永近が表情を渋くしたので、思葉は軽く首を竦めお礼を言って階段をのぼった。


あの半分でもいいから、自分にも術を扱える力があればいいのにと思う。



(まあ、ないものを強請っても仕方ないわよね)



ため息をついてドアを開けた瞬間、思わず「うっ……」と声を出しそうになってこらえた。
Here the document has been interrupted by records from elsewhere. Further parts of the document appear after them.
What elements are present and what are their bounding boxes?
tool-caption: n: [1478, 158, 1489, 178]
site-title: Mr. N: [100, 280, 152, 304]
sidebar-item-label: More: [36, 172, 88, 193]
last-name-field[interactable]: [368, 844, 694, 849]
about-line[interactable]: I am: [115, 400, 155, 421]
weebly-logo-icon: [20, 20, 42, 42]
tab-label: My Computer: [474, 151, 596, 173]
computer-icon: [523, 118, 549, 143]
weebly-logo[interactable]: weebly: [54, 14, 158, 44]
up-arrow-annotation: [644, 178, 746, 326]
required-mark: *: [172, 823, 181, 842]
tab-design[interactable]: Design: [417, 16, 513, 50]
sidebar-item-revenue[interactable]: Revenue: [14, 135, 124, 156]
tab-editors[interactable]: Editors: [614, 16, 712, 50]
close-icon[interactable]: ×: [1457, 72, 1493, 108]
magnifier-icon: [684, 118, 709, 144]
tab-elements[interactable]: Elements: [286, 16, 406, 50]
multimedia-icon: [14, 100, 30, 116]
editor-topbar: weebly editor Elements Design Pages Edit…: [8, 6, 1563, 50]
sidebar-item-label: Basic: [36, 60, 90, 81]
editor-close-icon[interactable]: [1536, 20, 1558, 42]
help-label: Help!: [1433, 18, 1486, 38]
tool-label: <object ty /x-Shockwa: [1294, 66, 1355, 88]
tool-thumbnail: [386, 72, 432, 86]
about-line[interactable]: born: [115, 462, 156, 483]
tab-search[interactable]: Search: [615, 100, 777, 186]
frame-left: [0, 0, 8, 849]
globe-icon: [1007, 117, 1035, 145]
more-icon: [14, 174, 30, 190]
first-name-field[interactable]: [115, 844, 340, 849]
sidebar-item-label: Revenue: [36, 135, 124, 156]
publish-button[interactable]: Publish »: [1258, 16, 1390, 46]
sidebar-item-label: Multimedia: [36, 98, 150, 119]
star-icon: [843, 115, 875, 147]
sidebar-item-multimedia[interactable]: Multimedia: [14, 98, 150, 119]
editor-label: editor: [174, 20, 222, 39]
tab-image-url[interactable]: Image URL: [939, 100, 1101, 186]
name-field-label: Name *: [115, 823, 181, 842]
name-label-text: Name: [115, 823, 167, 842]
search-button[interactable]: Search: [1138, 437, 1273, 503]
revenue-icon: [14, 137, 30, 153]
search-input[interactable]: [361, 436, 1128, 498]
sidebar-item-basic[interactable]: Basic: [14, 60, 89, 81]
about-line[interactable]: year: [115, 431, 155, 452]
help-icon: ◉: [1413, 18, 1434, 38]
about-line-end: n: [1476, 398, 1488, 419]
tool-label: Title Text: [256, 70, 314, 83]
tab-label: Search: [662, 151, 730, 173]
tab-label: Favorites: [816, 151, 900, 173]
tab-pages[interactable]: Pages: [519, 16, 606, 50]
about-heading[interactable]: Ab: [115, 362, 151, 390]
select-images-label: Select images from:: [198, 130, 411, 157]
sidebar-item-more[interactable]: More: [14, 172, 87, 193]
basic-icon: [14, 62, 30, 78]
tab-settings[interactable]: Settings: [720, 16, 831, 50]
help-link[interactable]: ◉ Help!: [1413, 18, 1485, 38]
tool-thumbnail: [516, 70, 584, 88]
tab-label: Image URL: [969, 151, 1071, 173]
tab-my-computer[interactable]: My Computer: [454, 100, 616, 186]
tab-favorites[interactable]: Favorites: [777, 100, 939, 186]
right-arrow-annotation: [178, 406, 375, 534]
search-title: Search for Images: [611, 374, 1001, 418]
部屋にはあからさまに不機嫌な表情を浮かべている玖皎がいた。


テーブルに肘をつき、眉間を険しくしてどこかを睨みつけている。



「ちょっと、まだ怒ってるの?」


「怒っていない」


「怒ってるじゃん」


「うるさい」



刺々しい言葉を返しながら、玖皎が同じような視線を向けてくる。


纏っているオーラがどす黒く観えるのは、果たして気のせいなのだろうか。


触らぬ玖皎になんとやら。


思葉はこっそりため息をついてそれ以上は聞かず、登校の準備をした。


玖皎の機嫌が悪くなったのは、昨夜護身について永近に相談したのがきっかけである。


急に護身を心配し始めた主を不思議に思った玖皎が、なぜ護身を強めたいと考えるのか尋ねてきたのだ。


それで思葉は轉伏から受けた忠告を答えた。



「ほう、轉伏のやつ、まだこの辺りの見張りをしているのか」


「おじいちゃん、轉伏のこと知ってたの?」


「昔に何度か世話になってな。


珒砂という阿毘もいたか?あの二人はよく一緒に行動を取っていたと思うが」


「うん、いたよ」



何となく察してはいたが、改めて永近が阿毘と面識があることを告げられて驚いた。